The ten stories this collection comprises represent the latest output from an increasingly recognized Latino author. The most noteworthy piece by far is the first one, "please, thank you," written in lowercase because the narrator, suffering from the paralyzing effects of a stroke, cannot use the shift key. Writing while he was recovering from a stroke himself, Gilb here captures the frustration and helplessness of a patient capable of understanding but humiliated by his incapacitation. Except for "Uncle Rock" and "Willows Village," the remaining stories, which rely on the open if not ambiguous endings found in Gilb's earlier The Flowers, lack the vibrant originality of the opening story. Most of these stories fall into the category of narrative realism, drawing on the recognizable lives of working-class Latinos as well as the author's personal experience.

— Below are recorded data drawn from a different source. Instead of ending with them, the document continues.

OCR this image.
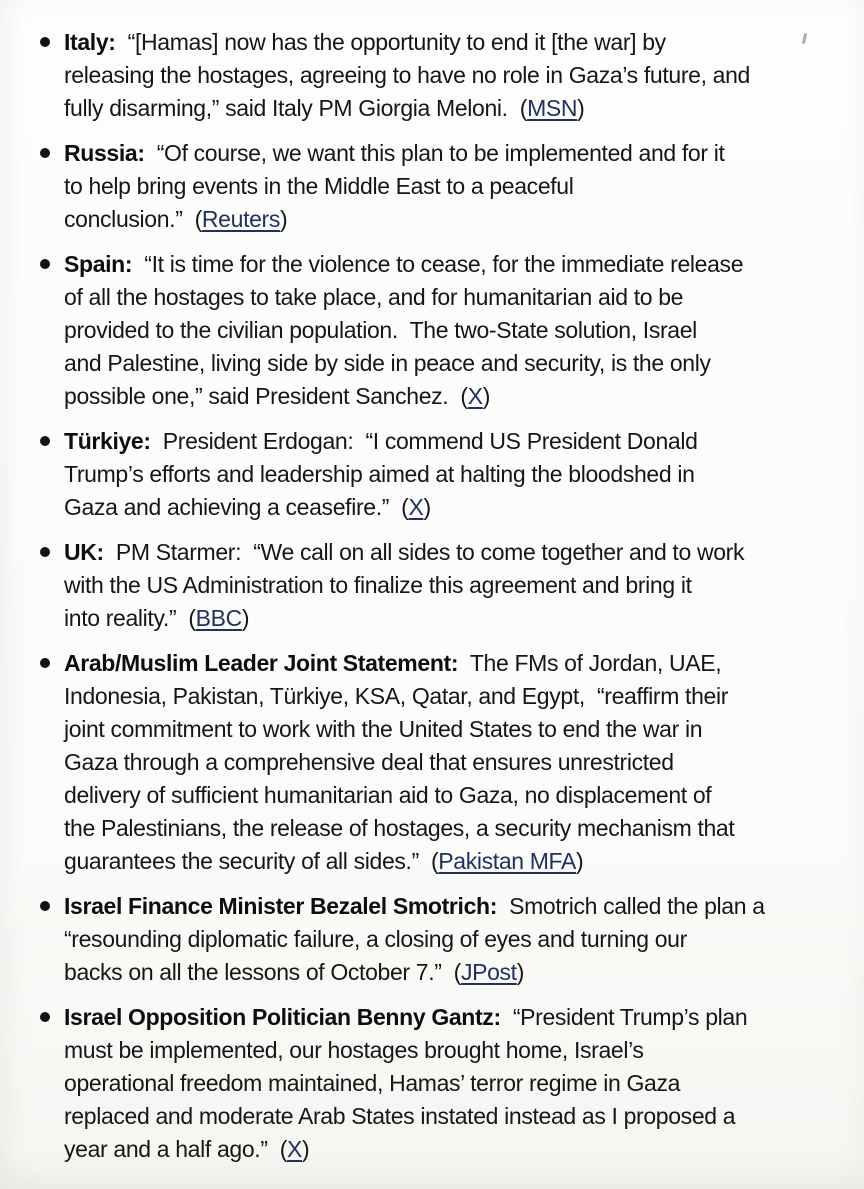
Italy:  “[Hamas] now has the opportunity to end it [the war] by
releasing the hostages, agreeing to have no role in Gaza’s future, and
fully disarming,” said Italy PM Giorgia Meloni.  (MSN)

Russia:  “Of course, we want this plan to be implemented and for it
to help bring events in the Middle East to a peaceful
conclusion.”  (Reuters)

Spain:  “It is time for the violence to cease, for the immediate release
of all the hostages to take place, and for humanitarian aid to be
provided to the civilian population.  The two-State solution, Israel
and Palestine, living side by side in peace and security, is the only
possible one,” said President Sanchez.  (X)

Türkiye:  President Erdogan:  “I commend US President Donald
Trump’s efforts and leadership aimed at halting the bloodshed in
Gaza and achieving a ceasefire.”  (X)

UK:  PM Starmer:  “We call on all sides to come together and to work
with the US Administration to finalize this agreement and bring it
into reality.”  (BBC)

Arab/Muslim Leader Joint Statement:  The FMs of Jordan, UAE,
Indonesia, Pakistan, Türkiye, KSA, Qatar, and Egypt,  “reaffirm their
joint commitment to work with the United States to end the war in
Gaza through a comprehensive deal that ensures unrestricted
delivery of sufficient humanitarian aid to Gaza, no displacement of
the Palestinians, the release of hostages, a security mechanism that
guarantees the security of all sides.”  (Pakistan MFA)

Israel Finance Minister Bezalel Smotrich:  Smotrich called the plan a
“resounding diplomatic failure, a closing of eyes and turning our
backs on all the lessons of October 7.”  (JPost)

Israel Opposition Politician Benny Gantz:  “President Trump’s plan
must be implemented, our hostages brought home, Israel’s
operational freedom maintained, Hamas’ terror regime in Gaza
replaced and moderate Arab States instated instead as I proposed a
year and a half ago.”  (X)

VERDICT A heterogeneous assortment of true-to-life experiences focusing on Latinos in the American Southwest, but with enough relevance and literary merit to be of interest to the general public elsewhere, as well as to academia. [See Prepub Alert, 5/9/11.]--Lawrence Olszewski, OCLC Lib., OH

Copyright 2011 Library Journal, LLC Used with permission.



Booklist

October 1, 2011
In PEN/Hemingway Awardwinning author Gilb's latest terrific offering, his short stories (some new, others previously published in such venues as the New Yorker and Harper's) are about, well, life. They are stories that resonate with all the workaday conflicts, and looking-for-work challenges, facing real people in today's world. There's the stroke victim in please, thank you who is working to regain his strength and independence. And the young Chicano in Willows Village, who is searching for a job so he can support his wife and child. In Cheap, a Mexican American musician deals with issues on both sides of the bigotry fence. To a person, they all face life as it is dealt to the commonly disenfranchised population of Mexicans and Mexican Americans in America's great Southwest. Times, they are not easy. But because Gilb's narration is lyrical, even magical; his dialogue so true; and his stories straight shooting, it is impossible for a reader to remain disengaged.(Reprinted with permission of Booklist, copyright 2011, American Library Association.)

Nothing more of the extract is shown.